Our clinic is committed to providing a safe, supportive, and child-centred environment for all children and families who use our services. Safeguarding is integral to everything we do, and we adhere to national legislation, statutory guidance, and best-practice standards for the protection and wellbeing of children and young people.

We ensure that:

• All staff are appropriately trained in safeguarding and child protection, including recognising signs of abuse, responding to concerns, and understanding their duties under relevant safeguarding frameworks. Training is updated regularly to reflect current guidance.
• Robust recruitment and vetting procedures are in place, including enhanced background checks for all clinicians, support staff, and volunteers, in line with safer recruitment standards.
• Clear safeguarding policies and procedures guide our practice.

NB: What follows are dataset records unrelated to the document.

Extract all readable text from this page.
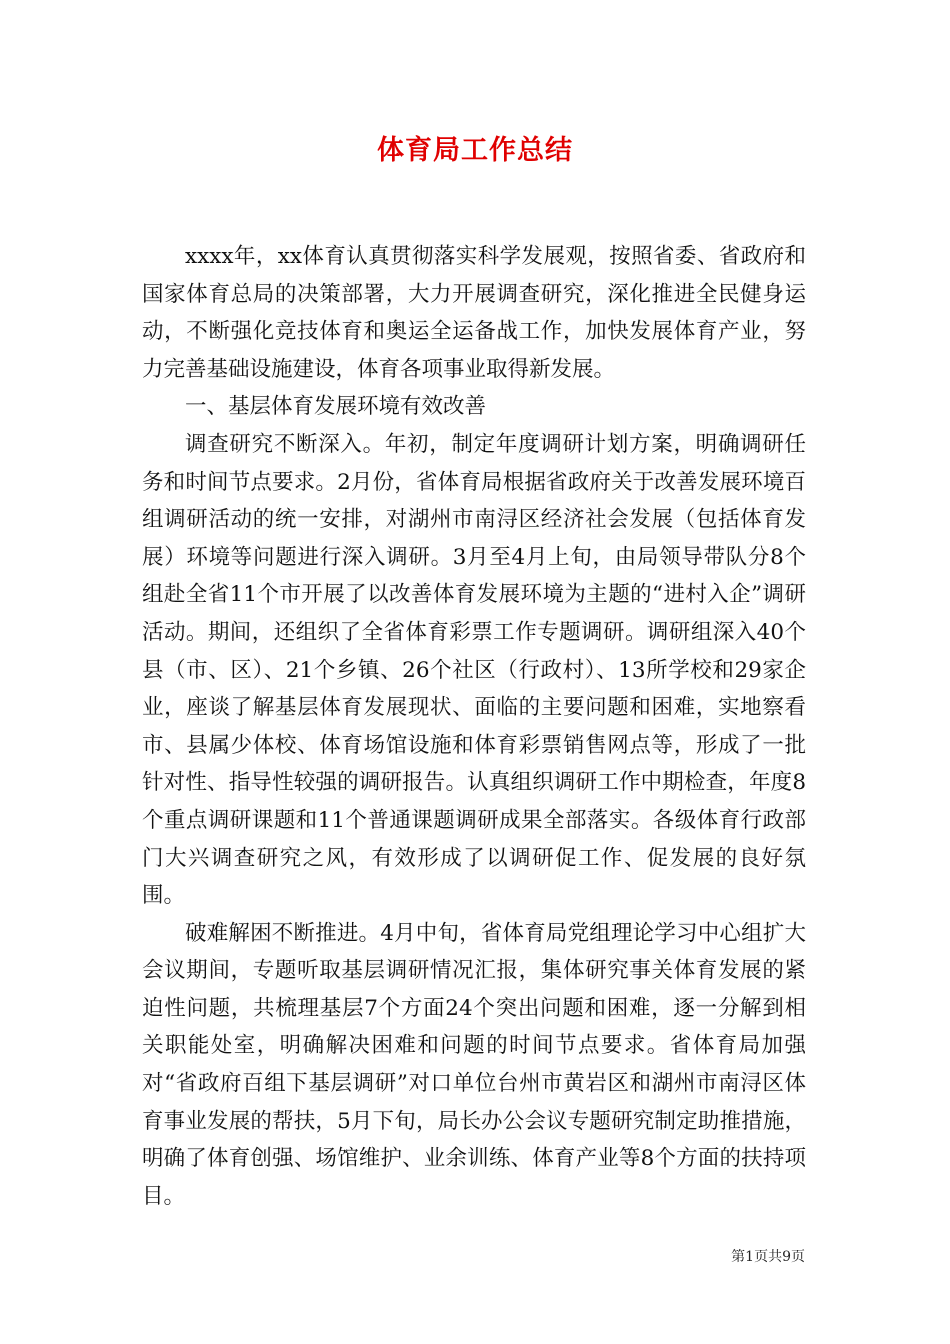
体育局工作总结

xxxx年，xx体育认真贯彻落实科学发展观，按照省委、省政府和国家体育总局的决策部署，大力开展调查研究，深化推进全民健身运动，不断强化竞技体育和奥运全运备战工作，加快发展体育产业，努力完善基础设施建设，体育各项事业取得新发展。

一、基层体育发展环境有效改善

调查研究不断深入。年初，制定年度调研计划方案，明确调研任务和时间节点要求。2月份，省体育局根据省政府关于改善发展环境百组调研活动的统一安排，对湖州市南浔区经济社会发展（包括体育发展）环境等问题进行深入调研。3月至4月上旬，由局领导带队分8个组赴全省11个市开展了以改善体育发展环境为主题的“进村入企”调研活动。期间，还组织了全省体育彩票工作专题调研。调研组深入40个县（市、区）、21个乡镇、26个社区（行政村）、13所学校和29家企业，座谈了解基层体育发展现状、面临的主要问题和困难，实地察看市、县属少体校、体育场馆设施和体育彩票销售网点等，形成了一批针对性、指导性较强的调研报告。认真组织调研工作中期检查，年度8个重点调研课题和11个普通课题调研成果全部落实。各级体育行政部门大兴调查研究之风，有效形成了以调研促工作、促发展的良好氛围。

破难解困不断推进。4月中旬，省体育局党组理论学习中心组扩大会议期间，专题听取基层调研情况汇报，集体研究事关体育发展的紧迫性问题，共梳理基层7个方面24个突出问题和困难，逐一分解到相关职能处室，明确解决困难和问题的时间节点要求。省体育局加强对“省政府百组下基层调研”对口单位台州市黄岩区和湖州市南浔区体育事业发展的帮扶，5月下旬，局长办公会议专题研究制定助推措施，明确了体育创强、场馆维护、业余训练、体育产业等8个方面的扶持项目。

第1页共9页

These include reporting pathways, escalation processes, and designated safeguarding leads who oversee safeguarding governance within the clinic.
• Children’s rights, privacy, and dignity are prioritised throughout assessment and support. Our clinical processes are designed to minimise distress, promote inclusion, and consider the child’s developmental needs at every stage.
• Information is shared appropriately and securely with families, professionals, and partner agencies, in accordance with data protection law and safeguarding best practice. Concerns about a child’s welfare are acted upon promptly using established multi-agency procedures.
• A culture of safety and transparency is actively promoted. Families are encouraged to voice concerns, participate in decision-making, and provide feedback to help us continually improve our safeguarding practice.

By embedding safeguarding within our clinical, organisational, and ethical framework, we ensure that every child accessing our neurodevelopmental services is protected, valued, and supported to achieve positive outcomes.

Cancellation and Non-Attendance Policy

At Dr Cassie & Associates, we kindly ask families to provide at least 48 hours’ notice if an appointment needs to be cancelled or rearranged; otherwise, you’ll be charged up to 50% of the fee for less than 48 hours’ notice, and the full fee for less than 24 hours’ notice or no shows.  Monday appointments need to be cancelled by Thursday before noon please.

This helps us offer appointments to other families who may be waiting. Appointments cancelled at very short notice or not attended will usually be charged in full, as the clinician’s time has been reserved specifically for your child and cannot typically be reallocated at short notice.